Und dann kam Corona – und die damit verbundene Erkenntnis, dass digitale Lösungen für die Bewältigung der Pandemie eine essenzielle Rolle einnehmen. Die Videosprechstunde, bis Anfang 2020 eine eher exotische Ausnahme in der Interaktion zwischen Arzt bzw. Ärztin und Patient:in, wurde auf einmal zur gern genutzten Alternative. Über 100.000 Ärzt:innen kommen inzwischen regelmäßig virtuell in das Wohnzimmer ihrer Patient:innen. So erfolgreich und beliebt ist die Videosprechstunde, dass der Gesetzgeber die Möglichkeiten der telemedizinischen Interaktion vor wenigen Monaten auch auf andere Leistungserbringer wie Hebammen und Physiotherapeut:innen ausgeweitet hat.
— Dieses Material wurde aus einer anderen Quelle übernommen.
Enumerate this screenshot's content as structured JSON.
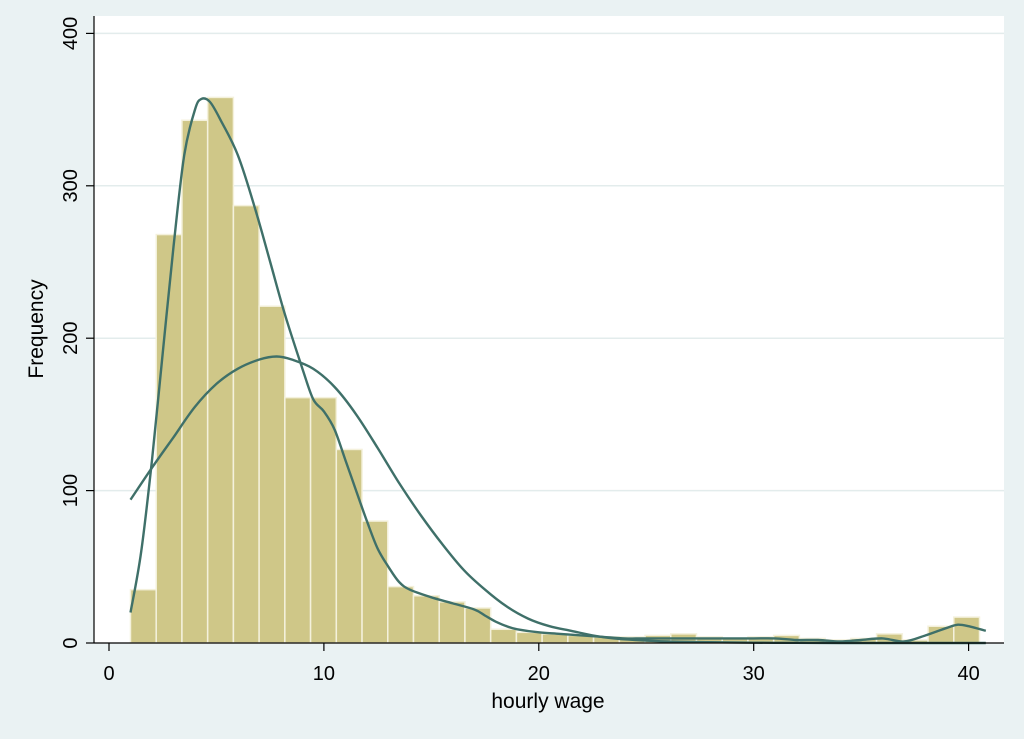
{
  "chart_data": {
    "type": "bar",
    "xlabel": "hourly wage",
    "ylabel": "Frequency",
    "xlim": [
      0,
      41.5
    ],
    "ylim": [
      0,
      400
    ],
    "x_ticks": [
      0,
      10,
      20,
      30,
      40
    ],
    "y_ticks": [
      0,
      100,
      200,
      300,
      400
    ],
    "grid": true,
    "colors": {
      "background": "#eaf2f3",
      "plot_area": "#ffffff",
      "bar_fill": "#cfc788",
      "bar_edge": "#f4f1dc",
      "curve": "#3f7069",
      "grid": "#e3ecec"
    },
    "bin_width": 1.1972,
    "bins": [
      {
        "x": 1.0,
        "value": 35
      },
      {
        "x": 2.197,
        "value": 268
      },
      {
        "x": 3.394,
        "value": 343
      },
      {
        "x": 4.592,
        "value": 358
      },
      {
        "x": 5.789,
        "value": 287
      },
      {
        "x": 6.986,
        "value": 221
      },
      {
        "x": 8.183,
        "value": 161
      },
      {
        "x": 9.38,
        "value": 161
      },
      {
        "x": 10.578,
        "value": 127
      },
      {
        "x": 11.775,
        "value": 80
      },
      {
        "x": 12.972,
        "value": 37
      },
      {
        "x": 14.169,
        "value": 31
      },
      {
        "x": 15.366,
        "value": 27
      },
      {
        "x": 16.563,
        "value": 23
      },
      {
        "x": 17.761,
        "value": 9
      },
      {
        "x": 18.958,
        "value": 7
      },
      {
        "x": 20.155,
        "value": 6
      },
      {
        "x": 21.352,
        "value": 5
      },
      {
        "x": 22.549,
        "value": 4
      },
      {
        "x": 23.747,
        "value": 4
      },
      {
        "x": 24.944,
        "value": 5
      },
      {
        "x": 26.141,
        "value": 6
      },
      {
        "x": 27.338,
        "value": 4
      },
      {
        "x": 28.535,
        "value": 3
      },
      {
        "x": 29.732,
        "value": 4
      },
      {
        "x": 30.93,
        "value": 5
      },
      {
        "x": 32.127,
        "value": 3
      },
      {
        "x": 33.324,
        "value": 2
      },
      {
        "x": 34.521,
        "value": 3
      },
      {
        "x": 35.718,
        "value": 6
      },
      {
        "x": 36.916,
        "value": 2
      },
      {
        "x": 38.113,
        "value": 11
      },
      {
        "x": 39.31,
        "value": 17
      },
      {
        "x": 40.507,
        "value": 0
      }
    ],
    "series": [
      {
        "type": "kernel-density",
        "points": [
          [
            1,
            20
          ],
          [
            1.5,
            60
          ],
          [
            2,
            120
          ],
          [
            2.5,
            190
          ],
          [
            3,
            260
          ],
          [
            3.5,
            320
          ],
          [
            4,
            350
          ],
          [
            4.3,
            357
          ],
          [
            4.7,
            355
          ],
          [
            5.2,
            343
          ],
          [
            6,
            320
          ],
          [
            6.8,
            285
          ],
          [
            7.5,
            250
          ],
          [
            8.2,
            215
          ],
          [
            9,
            180
          ],
          [
            9.5,
            160
          ],
          [
            10,
            152
          ],
          [
            10.5,
            140
          ],
          [
            11,
            120
          ],
          [
            11.5,
            100
          ],
          [
            12,
            80
          ],
          [
            12.5,
            62
          ],
          [
            13,
            50
          ],
          [
            13.5,
            40
          ],
          [
            14,
            35
          ],
          [
            15,
            30
          ],
          [
            16,
            26
          ],
          [
            17,
            22
          ],
          [
            17.5,
            18
          ],
          [
            18,
            14
          ],
          [
            18.5,
            11
          ],
          [
            19,
            9
          ],
          [
            20,
            7
          ],
          [
            21,
            6
          ],
          [
            22,
            5
          ],
          [
            23,
            4
          ],
          [
            24,
            3
          ],
          [
            25,
            3
          ],
          [
            26,
            3
          ],
          [
            27,
            3
          ],
          [
            28,
            3
          ],
          [
            29,
            3
          ],
          [
            30,
            3
          ],
          [
            31,
            3
          ],
          [
            32,
            2
          ],
          [
            33,
            2
          ],
          [
            34,
            1
          ],
          [
            35,
            2
          ],
          [
            36,
            3
          ],
          [
            37,
            1
          ],
          [
            38,
            5
          ],
          [
            39,
            10
          ],
          [
            39.5,
            12
          ],
          [
            40,
            11
          ],
          [
            40.8,
            8
          ]
        ]
      },
      {
        "type": "normal-density",
        "points": [
          [
            1,
            94
          ],
          [
            2,
            115
          ],
          [
            3,
            135
          ],
          [
            4,
            155
          ],
          [
            5,
            170
          ],
          [
            6,
            180
          ],
          [
            7,
            186
          ],
          [
            7.8,
            188
          ],
          [
            8.5,
            186
          ],
          [
            9.5,
            180
          ],
          [
            10.5,
            168
          ],
          [
            11.5,
            150
          ],
          [
            12.5,
            128
          ],
          [
            13.5,
            105
          ],
          [
            14.5,
            84
          ],
          [
            15.5,
            65
          ],
          [
            16.5,
            48
          ],
          [
            17.5,
            35
          ],
          [
            18.5,
            24
          ],
          [
            19.5,
            16
          ],
          [
            20.5,
            11
          ],
          [
            21.5,
            8
          ],
          [
            22.5,
            5
          ],
          [
            23.5,
            3
          ],
          [
            24.5,
            2
          ],
          [
            26,
            1
          ],
          [
            28,
            0.5
          ],
          [
            30,
            0.2
          ],
          [
            32,
            0.1
          ],
          [
            34,
            0
          ],
          [
            36,
            0
          ],
          [
            38,
            0
          ],
          [
            40.8,
            0
          ]
        ]
      }
    ]
  }
}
Mit der Corona-Pandemie traten auch die digitalen Defizite in deutschen Krankenhäusern deutlich zutage. Die Politik reagierte in Rekordzeit! Mit dem Krankenhauszukunftsgesetz (KHZG) haben Bund und Länder für die Jahre 2021 bis 2023 zusätzliche Mittel in Höhe von 4,3 Mrd. Euro für die Digitalisierung der Krankenhäuser bereitgestellt. Ausgestattet mit klaren Vorgaben in 10 Handlungsfeldern schafft das KHZG die finanzielle und inhaltliche Grundlage dafür, bestehende digitale Defizite bei den deutschen Krankenhäusern zu beheben. Vom Patientenportal über Unit-Dose-Medikamentierung bis zur Pflegedokumentation: Die Förderrichtlinie kombiniert klare Vorgaben bezüglich Interoperabilität und Datensicherheit mit anwendungsbezogenen Muss-Kriterien. Ergänzt wird der Pflichtkatalog durch „Kann-Kriterien“, die auf weitere Entwicklungspotenziale verweisen. Im Vordergrund steht erfreulicherweise die strukturierte Digitalisierung patientennaher Arbeitsabläufe.
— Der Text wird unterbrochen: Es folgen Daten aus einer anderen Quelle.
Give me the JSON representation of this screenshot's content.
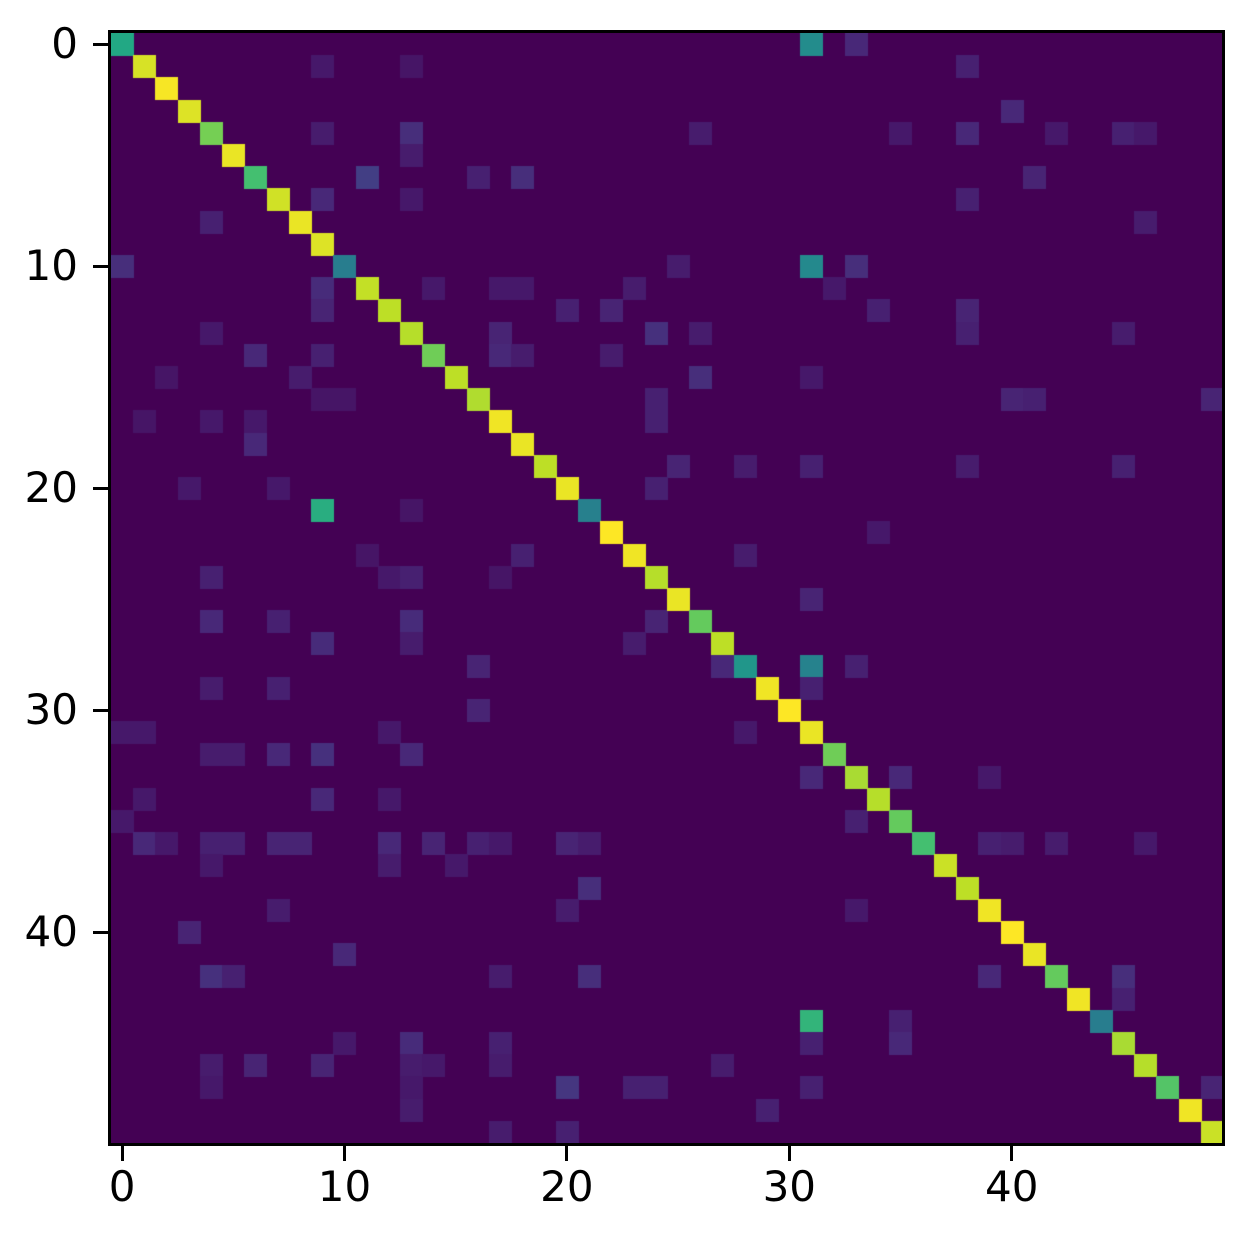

Somit profitiert die Digitalisierung deutscher Krankenhäuser von einem einzigartigen zeitlichen Zusammentreffen von erkennbarem medizinischem Nutzen, artikuliertem Patientenwillen, ausgereiften technologischen Möglichkeiten, notwendigen regulatorischen Anpassungen und befristeter finanzieller Unterstützung. Ganz nach dem Motto: Jetzt oder Nie!

1.4 Gestalten statt gestaltet werden!

Die Voraussetzungen für eine aktive Gestaltung der digitalen Zukunft der Krankenhäuser waren noch nie so umfassend gegeben wie heute. Das Erreichen des Tipping-Point hin zu einer digital geprägten Gesundheitsversorgung in Deutschland muss als Weckruf für alle Manager:innen, Ärzt:innen, Pflegende, und Träger von Krankenhäusern verstanden werden. Dieses Buch unterstützt alle Entscheider:innen und Nutzer: innen bei der Umsetzung der Digitalisierung in allen relevanten Handlungsfeldern. Kurzgefasst, wird in einfacher Sprache die Digitalisierung mit verständlichen Beschreibungen und klaren Aussagen aus einer Welt der IT-Nerds in den Planungs- und Entscheidungsalltag von Manager:innen, Ärzt:innen und Pflegenden überführt. Ein Muss für alle Gestalter:innen, die auch in Zukunft noch Verantwortung für ihr Krankenhaus tragen wollen.